Les opposants mettent en garde contre une menace potentielle pour la sécurité nationale du Royaume-Uni, compte tenu de la proximité du site avec les deux principaux quartiers financiers de Londres.
Le Royaume-Uni a approuvé mardi le projet de construction par la Chine d'une nouvelle et imposante ambassade dans le centre de Londres, cherchant ainsi à renforcer les relations avec Pékin malgré l'opposition généralisée des législateurs britanniques quant aux risques sécuritaires.

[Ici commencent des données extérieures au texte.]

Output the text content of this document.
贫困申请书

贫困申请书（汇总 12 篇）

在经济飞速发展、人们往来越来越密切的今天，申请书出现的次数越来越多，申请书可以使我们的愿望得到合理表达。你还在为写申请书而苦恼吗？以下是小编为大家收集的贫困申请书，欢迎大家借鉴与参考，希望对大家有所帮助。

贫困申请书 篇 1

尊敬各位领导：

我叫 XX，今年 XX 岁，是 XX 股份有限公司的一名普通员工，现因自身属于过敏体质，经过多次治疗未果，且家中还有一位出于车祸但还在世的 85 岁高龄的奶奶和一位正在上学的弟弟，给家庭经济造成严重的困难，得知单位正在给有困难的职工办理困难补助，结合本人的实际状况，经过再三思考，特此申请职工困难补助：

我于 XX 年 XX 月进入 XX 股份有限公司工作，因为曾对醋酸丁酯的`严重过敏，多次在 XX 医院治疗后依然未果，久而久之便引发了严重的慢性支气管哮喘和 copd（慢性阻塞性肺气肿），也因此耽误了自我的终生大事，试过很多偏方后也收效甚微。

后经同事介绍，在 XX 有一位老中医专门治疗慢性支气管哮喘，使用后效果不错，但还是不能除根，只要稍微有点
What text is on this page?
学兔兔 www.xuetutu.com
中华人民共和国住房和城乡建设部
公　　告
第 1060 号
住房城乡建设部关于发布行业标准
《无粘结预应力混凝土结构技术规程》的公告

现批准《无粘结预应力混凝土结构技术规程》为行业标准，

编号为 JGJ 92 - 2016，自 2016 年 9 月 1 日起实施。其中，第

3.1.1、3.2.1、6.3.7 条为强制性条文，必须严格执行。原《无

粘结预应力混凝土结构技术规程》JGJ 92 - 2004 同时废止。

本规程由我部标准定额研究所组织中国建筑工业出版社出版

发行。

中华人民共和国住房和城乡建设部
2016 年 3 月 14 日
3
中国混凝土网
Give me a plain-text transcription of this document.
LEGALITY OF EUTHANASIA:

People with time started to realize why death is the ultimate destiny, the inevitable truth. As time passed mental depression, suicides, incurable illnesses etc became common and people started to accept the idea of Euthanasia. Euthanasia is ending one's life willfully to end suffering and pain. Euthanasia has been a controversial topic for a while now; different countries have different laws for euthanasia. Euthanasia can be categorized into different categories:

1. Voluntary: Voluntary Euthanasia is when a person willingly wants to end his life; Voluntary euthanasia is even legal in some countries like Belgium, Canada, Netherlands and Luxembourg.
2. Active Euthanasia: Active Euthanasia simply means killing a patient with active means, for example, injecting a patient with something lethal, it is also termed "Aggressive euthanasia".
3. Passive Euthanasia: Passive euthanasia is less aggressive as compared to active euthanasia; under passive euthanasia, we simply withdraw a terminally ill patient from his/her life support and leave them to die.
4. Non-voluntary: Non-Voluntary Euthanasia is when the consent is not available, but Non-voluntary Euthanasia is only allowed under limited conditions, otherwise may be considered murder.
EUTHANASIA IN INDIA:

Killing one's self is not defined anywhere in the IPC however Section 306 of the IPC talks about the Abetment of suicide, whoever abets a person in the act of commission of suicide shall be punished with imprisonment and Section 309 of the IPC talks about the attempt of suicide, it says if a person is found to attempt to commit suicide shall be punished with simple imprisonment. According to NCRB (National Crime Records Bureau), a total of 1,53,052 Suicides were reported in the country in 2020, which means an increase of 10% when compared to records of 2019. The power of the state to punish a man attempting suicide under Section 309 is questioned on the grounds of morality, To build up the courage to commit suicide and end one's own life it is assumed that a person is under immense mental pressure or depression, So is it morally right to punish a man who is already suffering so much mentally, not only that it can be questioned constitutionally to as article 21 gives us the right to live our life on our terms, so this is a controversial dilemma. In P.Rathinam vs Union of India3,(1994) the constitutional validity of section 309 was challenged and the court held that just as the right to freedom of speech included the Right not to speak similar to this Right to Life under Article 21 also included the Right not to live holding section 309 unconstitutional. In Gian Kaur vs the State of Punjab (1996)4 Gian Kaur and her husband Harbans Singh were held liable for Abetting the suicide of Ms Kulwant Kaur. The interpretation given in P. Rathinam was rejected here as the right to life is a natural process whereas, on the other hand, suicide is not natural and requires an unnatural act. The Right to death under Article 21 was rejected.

Les détracteurs du projet affirment depuis longtemps que l'ambassade proposée - qui devrait être la plus grande de Chine en Europe - pourrait servir de base d'espionnage et accroître le risque de surveillance et d'intimidation des dissidents chinois en exil.
Londres affirme avoir pris en compte "toutes les considérations matérielles"
Les plans de l'ambassade ont fait l'objet d'objections et de protestations depuis 2018, lorsque le gouvernement chinois a acheté le site de Royal Mint Court, près de la Tour de Londres, pour 225 millions de livres sterling (259 millions d'euros).
Le secrétaire britannique au gouvernement local, Steve Reed, a finalement approuvé les plans du bâtiment après une série de retards et de contestations juridiques.
L'ambassade couvrira environ 20 000 mètres carrés et remplacera plusieurs bâtiments officiels chinois à Londres.
"Toutes les considérations matérielles ont été prises en compte lors de la prise de cette décision", a déclaré le gouvernement britannique dans un communiqué. La décision est désormais définitive, à moins qu'elle ne soit contestée avec succès devant les tribunaux.
Le gouvernement du Premier ministre britannique Keir Starmer a reporté à plusieurs reprises sa décision au cours des derniers mois, après que de nombreuses affaires d'espionnage chinois présumé et d'ingérence politique ont mis en lumière les inquiétudes suscitées par le projet d'ambassade.
Les opposants estiment que l'immense site se trouve trop près de câbles souterrains à fibres optiques transportant des informations financières sensibles entre les deux principaux quartiers financiers de Londres.
Les dissidents chinois font partie de ceux qui ont protesté contre le projet, affirmant qu'une ambassade accueillant un grand nombre de fonctionnaires renforcerait la répression par Pékin des activistes à l'étranger.
Visite de Keir Starmer en Chine
Kemi Badenoch, chef du parti conservateur d'opposition, s'est jointe aux centaines de manifestants qui ont scandé "Non à la méga-ambassade de Chine" sur le site dimanche.
"Nous ne voulons pas qu'un pays qui espionne nos députés ait cette super-ambassade ici même", a-t-elle déclaré."Nous savons que nous devons nous opposer aux abus de la Chine. Ce qui m'inquiète, c'est que nous avons actuellement un gouvernement qui semble avoir peur de la Chine".
Les services de sécurité britanniques ont toutefois donné leur feu vert au développement de l'ambassade.
Le gouvernement a déclaré qu'"aucun organisme chargé de la sécurité nationale [...] n'a exprimé d'inquiétude ou d'objection à la proposition en raison de la proximité des câbles ou d'autres infrastructures souterraines".
La Chine s'est plainte du retard de sept ans dans l'approbation du projet, affirmant que le Royaume-Uni "ne cesse de compliquer et de politiser la question".
Le porte-parole du ministère chinois des Affaires étrangères, Lin Jian, avait prévenu que si l'ambassade n'était pas approuvée, "les conséquences qui en découleraient seraient assumées par le Royaume-Uni".
Keir Starmer a déclaré que la protection de la sécurité nationale n'était pas négociable, mais que le Royaume-Uni devait poursuivre le dialogue diplomatique et la coopération avec la superpuissance asiatique.
Cette approbation devrait ouvrir la voie à un voyage du Premier ministre en Chine, prévu de longue date, et à l'agrandissement de l'ambassade du Royaume-Uni à Pékin. Cette visite, très surveillée, serait la première effectuée par un dirigeant britannique depuis 2018.